Il faudra d’abord trancher la question de savoir si défaut d’intervention du SAMU a contribué à l’aggravation de l’état de Naomi Musenga et provoqué son décès.
Concernant l’homicide involontaire, prévu par l’article 221–6 du Code, la jurisprudence française a abandonné depuis longtemps la théorie dite de « la causalité adéquate » qui n’entend poursuivre que les auteurs directs du dommage.
Pour celle de « l’équivalence des conditions » qui considère que peuvent être poursuivis et condamnés tous ceux qui ont contribué à la réalisation du dommage même de façon indirecte.
Pour éviter que le filet soit trop large et injecter une forme d’intentionnalité dans l’infraction l’article 123–1 al 4 prévoit expressément que : « Les personnes physiques qui n’ont pas causé directement le dommage, mais qui ont créé ou contribué à créer la situation qui a permis la réalisation du dommage ou qui n’ont pas pris les mesures permettant de l’éviter, sont responsables pénalement s’il est établi qu’elles ont, soit violé de façon manifestement délibérée une obligation particulière de prudence ou de sécurité prévue par la loi ou le règlement, soit commis une faute caractérisée et qui exposait autrui à un risque d’une particulière gravité qu’elles ne pouvaient ignorer ».
 
Pas de condamnation pénale à l’horizon
 
Il y a donc deux conditions, soit la violation d’une obligation particulière de sécurité, dès lors que celle-ci est prévue par la loi ou le règlement (les décrets).
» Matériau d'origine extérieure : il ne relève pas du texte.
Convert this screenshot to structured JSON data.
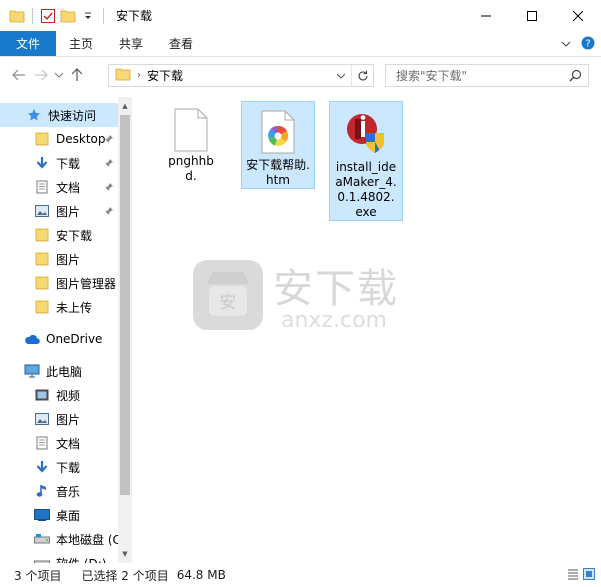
{
  "window": {
    "title": "安下载",
    "qat_dropdown": "=",
    "controls": [
      "minimize",
      "maximize",
      "close"
    ]
  },
  "ribbon": {
    "tabs": [
      "文件",
      "主页",
      "共享",
      "查看"
    ]
  },
  "address": {
    "path": "安下载",
    "search_placeholder": "搜索\"安下载\""
  },
  "nav": {
    "items": [
      {
        "label": "快速访问",
        "icon": "star-icon",
        "selected": true,
        "pinned": false
      },
      {
        "label": "Desktop",
        "icon": "folder-icon",
        "pinned": true
      },
      {
        "label": "下载",
        "icon": "download-arrow-icon",
        "pinned": true
      },
      {
        "label": "文档",
        "icon": "document-icon",
        "pinned": true
      },
      {
        "label": "图片",
        "icon": "picture-icon",
        "pinned": true
      },
      {
        "label": "安下载",
        "icon": "folder-icon"
      },
      {
        "label": "图片",
        "icon": "folder-icon"
      },
      {
        "label": "图片管理器",
        "icon": "folder-icon"
      },
      {
        "label": "未上传",
        "icon": "folder-icon"
      },
      {
        "label": "OneDrive",
        "icon": "cloud-icon"
      },
      {
        "label": "此电脑",
        "icon": "computer-icon"
      },
      {
        "label": "视频",
        "icon": "video-icon"
      },
      {
        "label": "图片",
        "icon": "picture-icon"
      },
      {
        "label": "文档",
        "icon": "document-icon"
      },
      {
        "label": "下载",
        "icon": "download-arrow-icon"
      },
      {
        "label": "音乐",
        "icon": "music-icon"
      },
      {
        "label": "桌面",
        "icon": "desktop-icon"
      },
      {
        "label": "本地磁盘 (C",
        "icon": "drive-icon"
      },
      {
        "label": "软件 (D:)",
        "icon": "drive-icon"
      }
    ]
  },
  "files": [
    {
      "name": "pnghhbd.",
      "icon": "blank-file-icon",
      "selected": false
    },
    {
      "name": "安下载帮助.htm",
      "icon": "htm-file-icon",
      "selected": true
    },
    {
      "name": "install_ideaMaker_4.0.1.4802.exe",
      "icon": "installer-exe-icon",
      "selected": true
    }
  ],
  "watermark": {
    "text": "安下载",
    "subtext": "anxz.com"
  },
  "status": {
    "count": "3 个项目",
    "selected": "已选择 2 个项目",
    "size": "64.8 MB"
  },
  "colors": {
    "accent": "#1979ca",
    "selection": "#cce8ff",
    "selection_border": "#99d1ff"
  }
}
Ce n’est pas le cas des procédures internes concernant la gestion des appels au Samu.
La seconde est celle de ne pas avoir tiré les conséquences de l’existence d’un risque « qu’on ne pouvait ignorer ».
Or, comme pour la non-assistance à personne en danger, c’est la méconnaissance de l’existence du risque qui a conduit au comportement de l’opératrice.
La voie d’une procédure et d’une condamnation pénale devrait être normalement juridiquement fermée.
Espérons que les magistrats ne céderont pas à la « dictature de l’émotion » et feront prévaloir la primauté du droit.
Et ce d’autant que la défense de cette personne ne relève pas seulement d’une application stricte des normes en vigueur.
Il doit être possible de dire, sans choquer ou être insulté, que la faute est sûrement intervenue dans des circonstances qu’il est indispensable de prendre en compte.
Il savoir aussi qui on juge.
Quelqu’un qui avec des centaines d’autres joue un rôle dans un système de sécurité civile performant dont nous profitons tous.
Qui exercent un métier difficile confronté qu’ils sont dans leur quotidien à la souffrance et à la détresse.
Ce qui impose comme à l’ensemble des personnels de santé une capacité de mise à distance et de maîtrise de ses émotions.
Il est facile de s’indigner quand on est à l’arrière, et de raconter l’histoire quand on connaît la fin.